Оба брата и сестра жили между собой в самой нежной дружбе. Николая я не видел и только слыхал о нем. Но Александр Алексеевич и Ольга Алексеевна заботились друг о друге самым трогательным образом. Александр прожил весь век холостяком и своей семьи не имел, если не считать семьи великого князя, к которой он относился с такой же привязанностью какого-то старого дядьки. Константин Константинович (сын Константина Николаевича) был, как слышно, очень хороший человек, но на службу и практическое дело по характеру своему плохо годился, и странно было видеть озабоченность, с которой Александр Алексеевич размышлял, куда бы лучше было пристроить своего великого князя. Я не знаю, как было у других великих князей, но у Константина Константиновича придворные жили совсем по-семейному. Обедали они за общим столом с Константином, его женой, Елизаветой Маврикиевной, {189}
и детьми, и отношения придворных к великокняжеской семье казались свободными и дружескими. Александр же Алексеевич держал себя совсем как член семьи, даже с некоторым авторитетом.В Павловске у Киреева я бывал очень редко, а у великого князя только один раз. Это было значительно позже, когда я состоял на службе при Столыпине. Киреев как-то, приглашая меня к себе, передал мне, что великая княгиня Елизавета Маврикиевна просит меня зайти от него на чашку чая под шутливым предлогом: что свои придворные надоели ей и она хотела бы поболтать со свежим человеком. В действительности, как я убедился потом, у нее был иной умысел: она хлопотала о каком-то пособии своим благотворительным учреждениям и рассчитывала, что я что-нибудь напишу о них и этим обращу на них внимание властей. Если такой расчет был у нее, то она в нем ошиблась, так как именно в это время я и не занимался журналистикой. Как бы то ни было, я отправился к Кирееву, от него нас пригласили не на чай, а на обед. Тут я видел обстановку целого ряда дворцовых комнат, далеко не богатых. Обед тоже был самый обыкновенный.

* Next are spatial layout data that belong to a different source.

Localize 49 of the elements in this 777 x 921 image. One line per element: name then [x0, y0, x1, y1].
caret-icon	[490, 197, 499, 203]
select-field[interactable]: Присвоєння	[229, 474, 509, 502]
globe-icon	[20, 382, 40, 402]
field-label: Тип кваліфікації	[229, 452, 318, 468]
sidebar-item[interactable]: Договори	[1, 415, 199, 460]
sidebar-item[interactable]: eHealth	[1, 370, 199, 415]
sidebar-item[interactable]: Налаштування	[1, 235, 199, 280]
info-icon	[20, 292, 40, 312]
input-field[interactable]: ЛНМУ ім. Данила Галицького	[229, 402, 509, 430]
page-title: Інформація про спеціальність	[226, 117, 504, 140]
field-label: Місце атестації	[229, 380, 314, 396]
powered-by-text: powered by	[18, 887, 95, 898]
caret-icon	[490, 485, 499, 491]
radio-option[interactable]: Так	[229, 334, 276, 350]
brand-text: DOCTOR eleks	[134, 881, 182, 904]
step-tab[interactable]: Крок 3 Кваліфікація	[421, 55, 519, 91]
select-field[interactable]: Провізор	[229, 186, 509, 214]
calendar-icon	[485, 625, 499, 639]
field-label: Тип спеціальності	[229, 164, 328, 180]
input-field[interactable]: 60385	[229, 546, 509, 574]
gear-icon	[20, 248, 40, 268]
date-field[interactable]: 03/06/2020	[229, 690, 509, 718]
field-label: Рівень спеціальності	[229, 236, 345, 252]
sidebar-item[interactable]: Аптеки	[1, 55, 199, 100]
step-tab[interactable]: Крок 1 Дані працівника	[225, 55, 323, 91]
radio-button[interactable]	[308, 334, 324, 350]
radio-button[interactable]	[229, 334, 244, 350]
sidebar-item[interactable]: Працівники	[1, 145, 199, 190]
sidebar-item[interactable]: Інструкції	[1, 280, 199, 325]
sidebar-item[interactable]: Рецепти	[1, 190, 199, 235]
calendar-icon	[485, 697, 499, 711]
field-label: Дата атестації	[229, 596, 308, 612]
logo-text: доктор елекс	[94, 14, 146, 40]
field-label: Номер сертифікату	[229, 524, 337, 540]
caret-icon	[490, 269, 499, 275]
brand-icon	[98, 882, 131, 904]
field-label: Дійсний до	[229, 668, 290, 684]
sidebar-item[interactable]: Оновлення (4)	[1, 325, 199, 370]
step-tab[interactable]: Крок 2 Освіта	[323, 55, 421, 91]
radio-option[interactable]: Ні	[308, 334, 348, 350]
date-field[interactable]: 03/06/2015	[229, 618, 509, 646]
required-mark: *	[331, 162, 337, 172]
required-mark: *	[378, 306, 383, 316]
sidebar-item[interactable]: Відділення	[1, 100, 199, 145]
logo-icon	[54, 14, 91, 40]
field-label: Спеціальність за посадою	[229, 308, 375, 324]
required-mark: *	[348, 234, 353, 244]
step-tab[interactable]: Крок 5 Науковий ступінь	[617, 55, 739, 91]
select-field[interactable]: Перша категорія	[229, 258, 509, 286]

За столом сидела вся семья. Сам Константин Константинович также был дома. Обедали и придворные: всего было человек тридцать. Сидели, очевидно, в каком-то установленном порядке, заранее всем известном. Чужой был, по-видимому, один я, и меня усадили около Елизаветы Маврикиевны, почти против великого князя, а слева от меня был кто-то из молодых сыновей их. Перед обедом великий князь встал, а за ним и все остальные и, обратясь к очень маленькому образу в углу, хором пропели «Очи всех на Тя, Господи, уповают». Точно так же после обеда пропели «Благодарим Тебе, Создателю». Пели громко, особенно сам Константин Константинович. Елизавета Маврикиевна, хотя протестантка, также участвовала в хоре.

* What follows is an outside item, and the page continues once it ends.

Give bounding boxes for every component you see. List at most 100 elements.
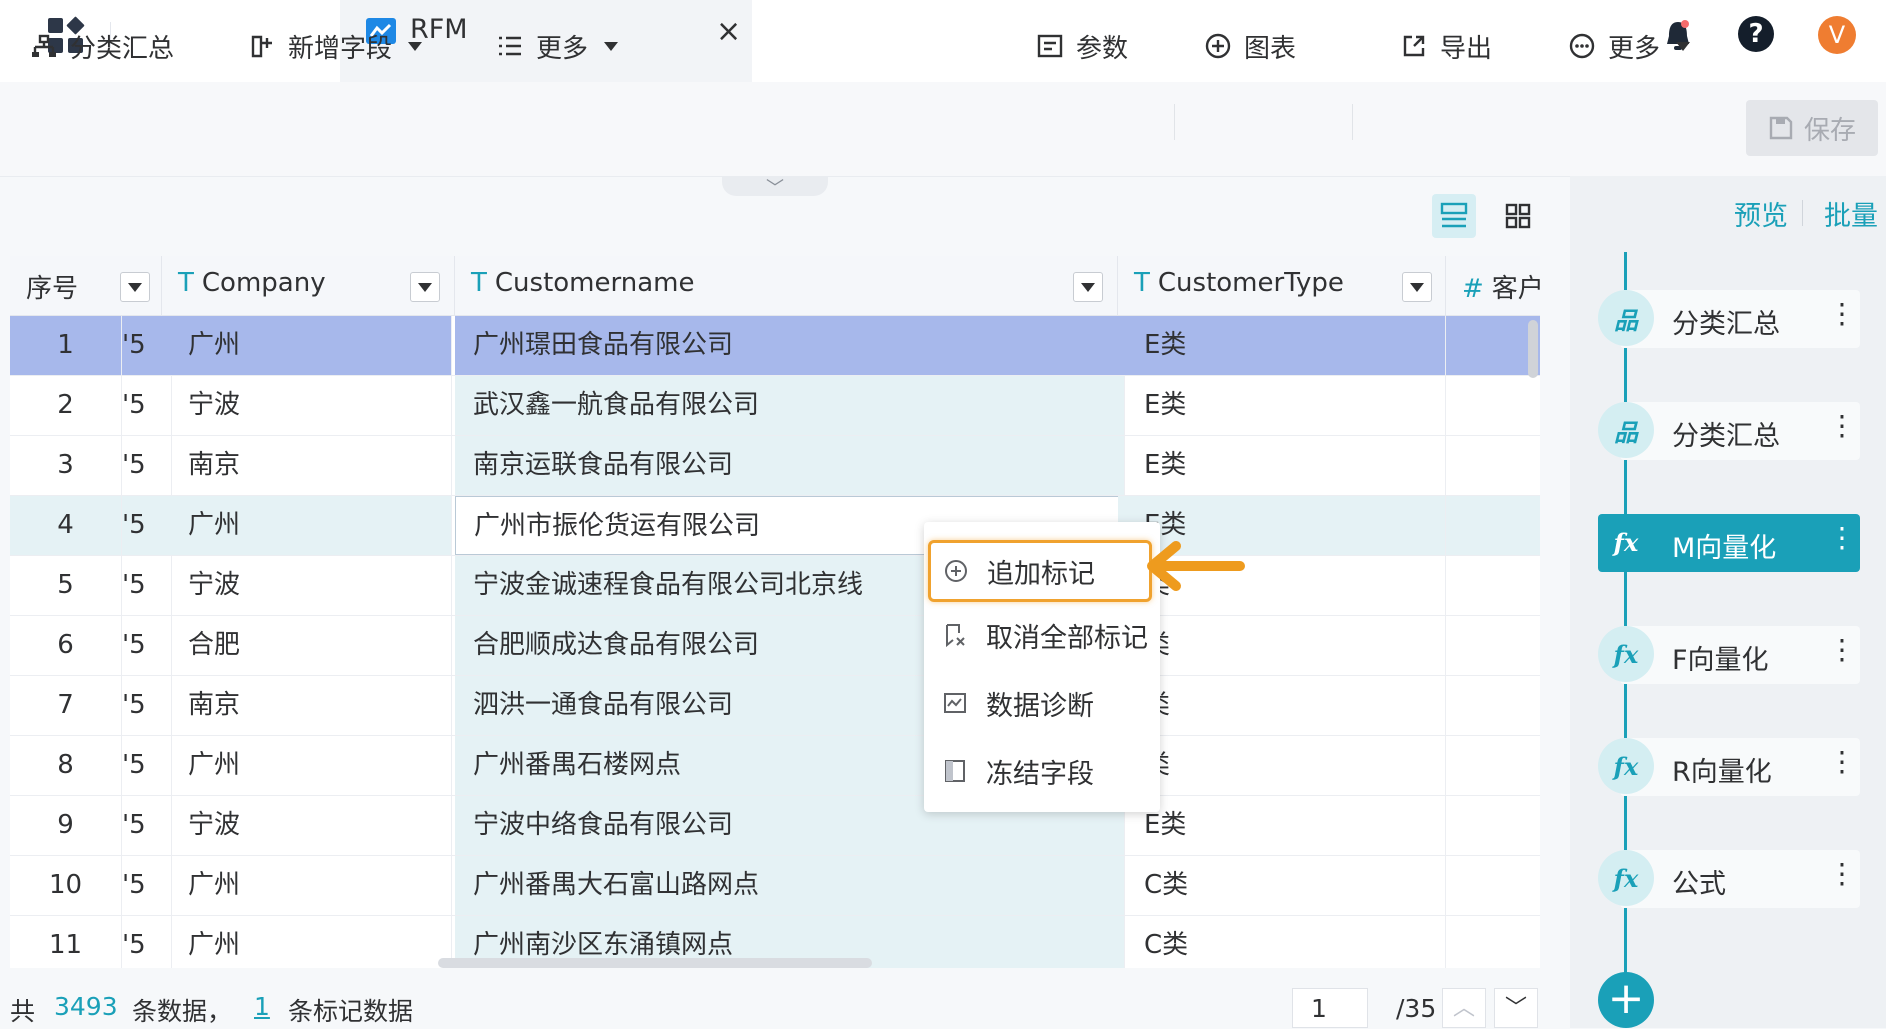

За столом разговор шел непринужденно, только все старались не мешать друг другу. Маленькие княжата довольно смело, громким голосом вмешивались в разговоры. Впрочем, все они были очень милые, симпатичные подростки и не столько высказывали свои суждения, как расспрашивали старших. Тот, который был около меня, обращался и ко мне очень свободно, не стесняясь нашим малым знакомством. Елизавета Маврикиевна все время болтала со мной без умолку, по большей части рассказывая о своих филантропических учреждениях на какой-то невероятной смеси языков русского, немецкого, французского и английского. Она была природная немка и по-русски знала очень плохо; точно так же она постоянно забывала и французские слова, да, кажется, и немецкие, и тогда оглядывалась, как это выразить, и кто-нибудь из окружающих подсказывал ей слово на каком-нибудь языке. Но болтала она шибко и так выразительно, что в конце концов я ее хорошо понимал. Мой французско-русский язык она тоже вполне понимала. Но, за исключением ее, за столом разговаривали
Елизавета Маврикиевна была бойкая, оживленная толстушка. Константин Константинович, напротив, имел вид болезненный, землистый цвет кожи, был очень худ, довольно' мрачен и мало говорил. Киреев, красивый, крупный, приветливый, казался скорее хозяином, чем гостем, поддерживал разговор, и слова его всеми принимались как нечто очень авторитетное. Разговор, с его же почина, зашел между проч.им о миссионерском съезде, бывшем в Киеве. Я спросил великого князя, каково его мнение об этом съезде. «Я нахожу, что отцы наговорили много глупостей», — ответил он. «А что же именно?» — «Да вот, они хотят развести меня с женой, а мы не хотим разводиться». Это был намек на высказанное кем-то на съезде мнение, что браки православных с протестантами должны быть воспрещены. Но резолюции в этом смысле вовсе не было принято...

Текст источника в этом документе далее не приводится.